ED: That’s exactly right. This business is all about people, and it’s all about measuring, so we tell clients to measure everything that makes sense to measure. With the right systems and software in place you should be able to grow with fewer hires than your competitors.
Another common focus is growing the company more in maintenance than construction for valuation purposes. There’s nothing wrong with construction, but an 80% construction company isn’t going to have anywhere near the same value as an 80% maintenance company of the same revenue.
One more focus I strongly recommend – that sneaks up on most owners – is HR Liability. We worked recently with an east coast company who got hit with $52,000 of fines for incorrectly filled out I9’s – not illegal at all, just incorrectly filed or missing. Another one had an employee handbook that wasn’t proofread by a qualified legal representative, and it had one line that said a standard paid work day started at 7:00am cost; the audit said regardless of true crew start times he owed pay starting at 7:00am, and the audit cost him $58,000 in back-payroll. Too many people under-value and self-perform this stuff and don’t catch it until something ugly happens.
BOSS LM: Just as a closing thought, what do you personally see in the market as you look ahead at 2021 and at the three-year horizon ahead? Maybe some key risks, market shifts, untapped opportunities, or new technology that excites you?
ED: One cool opportunity I’ll mention, something that I hardly see any landscape companies doing… One of our customers who does outdoor spaces has opened up a completely new profit center for audio. It pairs so perfectly with low-voltage lighting and construction that their landscape designer now automatically puts in low-voltage lighting and audio in every proposal so he can demo it live and go for the upsell. I’ve been impressed with the product quality of a manufacturer called Coastal Source out of Florida.
…On a more serious note: I’m hoping that, one year from today, we’ll have a vaccine in place and most people will have had it, but even with that done I think the economy could actually be worse in a year than it is now. Some economists say the only way the government can reclaim the trillions of dollars it just printed will be raised taxes, which tends to slow economic recovery.

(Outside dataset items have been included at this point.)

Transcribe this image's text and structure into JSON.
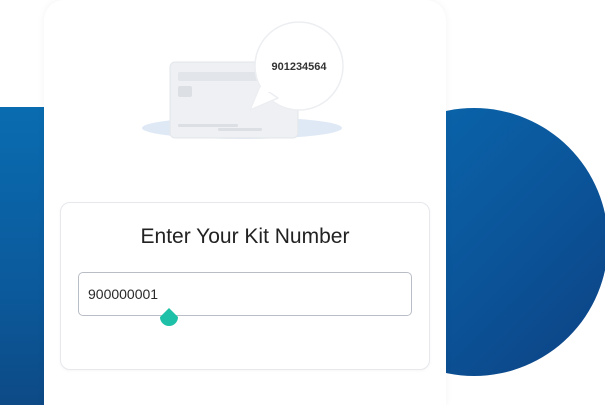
{
  "illustration": {
    "bubble_number": "901234564"
  },
  "kit_form": {
    "title": "Enter Your Kit Number",
    "input_value": "900000001"
  },
  "colors": {
    "brand_blue": "#0b5a9c",
    "handle_teal": "#1ec1a8"
  }
}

Simultaneously: In the commercial sector many buildings are empty, with remote employees moving to rural areas, but what The Harvest Group is hearing throughout the country is that many commercial buildings will stay empty. Many employees will stay remote after the pandemic is over. Some companies are even paying to hardwire their private network to employees’ homes; that’s not something you do for a short-term fix. Landscapers maintaining these need to watch out; the budget slash is coming. It may be smart to have a market mix, picking up some high-end residential or medical facilities, which will both be huge in the years ahead. Hospitals are prime targets now, as far as I’m concerned; fight for them hard.
I also just don’t see the field labor market getting better short-term, since neither party seems eager to restore bringing in foreigners to work. Companies can still grow right now, but you’ll need a really sophisticated, well-thought-out recruiting program.
The good news is the management talent you need is out there. Many professionals are coming out of other industries and joining landscapers – teachers, property managers – to become salespeople and account managers. My plan with all of my clients is to entice them strategically with solid culture, pay, unique benefits, career opportunity, and a great vision worth joining.